Weinstein’s victims and witnesses were terrified and for months, no one wanted to be the first to go on the record and be named. They needed to know that others would do the same.
The stories told independently to the reporters followed the same pattern. Weinstein would sexually assault his victims. If they resisted – they found themselves in the Hollywood wilderness, untouchable.
The power a harasser holds over his or her victims is huge. In Catch and Kill, Ronan Farrow writes about how NBC reporter Brooke Nevils was too afraid to stop Matt Lauer raping her because of who he was at NBC.
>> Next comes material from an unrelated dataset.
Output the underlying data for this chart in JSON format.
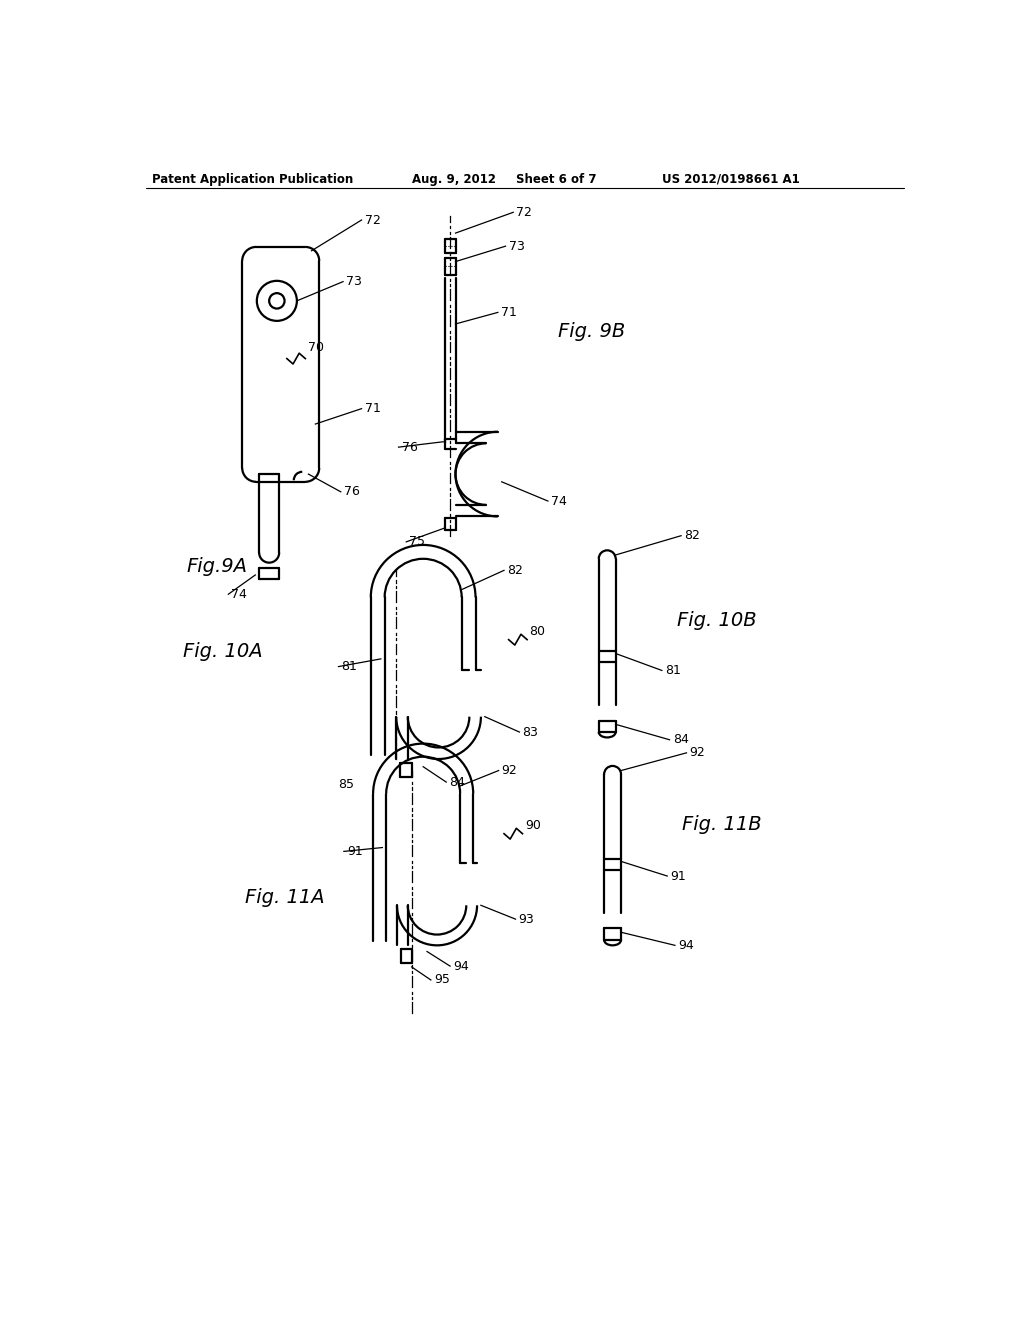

Weinstein knew that Rose McGowan was talking to reporters and writing her own book. He hired private investigators to dig up the dirt on her and other women he considered a threat. That information was fed to the media. Discredit his victims before they had a chance to expose him.
I have seen my friends on social media speak ill of these women.
See! The media tactic worked.
Which leads me to…
4. Society blaming the victims
You only have to read the comments to any news report on rape or sexual harassment to see how complete strangers blame the victim.
- What was she wearing?
- Why did she get into his car?
- Well of course, that’s what happens if you drink!
- Women know they shouldn’t walk down streets alone late at night.
- This is why Islam says women should cover themselves.
- It wouldn’t happen to a “real man”.
- Did you tell him NO, many times?
- If there are no bruises, it means she didn’t fight back, she consented.
And the final one – which is the reason I wrote this piece…. “Why didn’t you report it?!”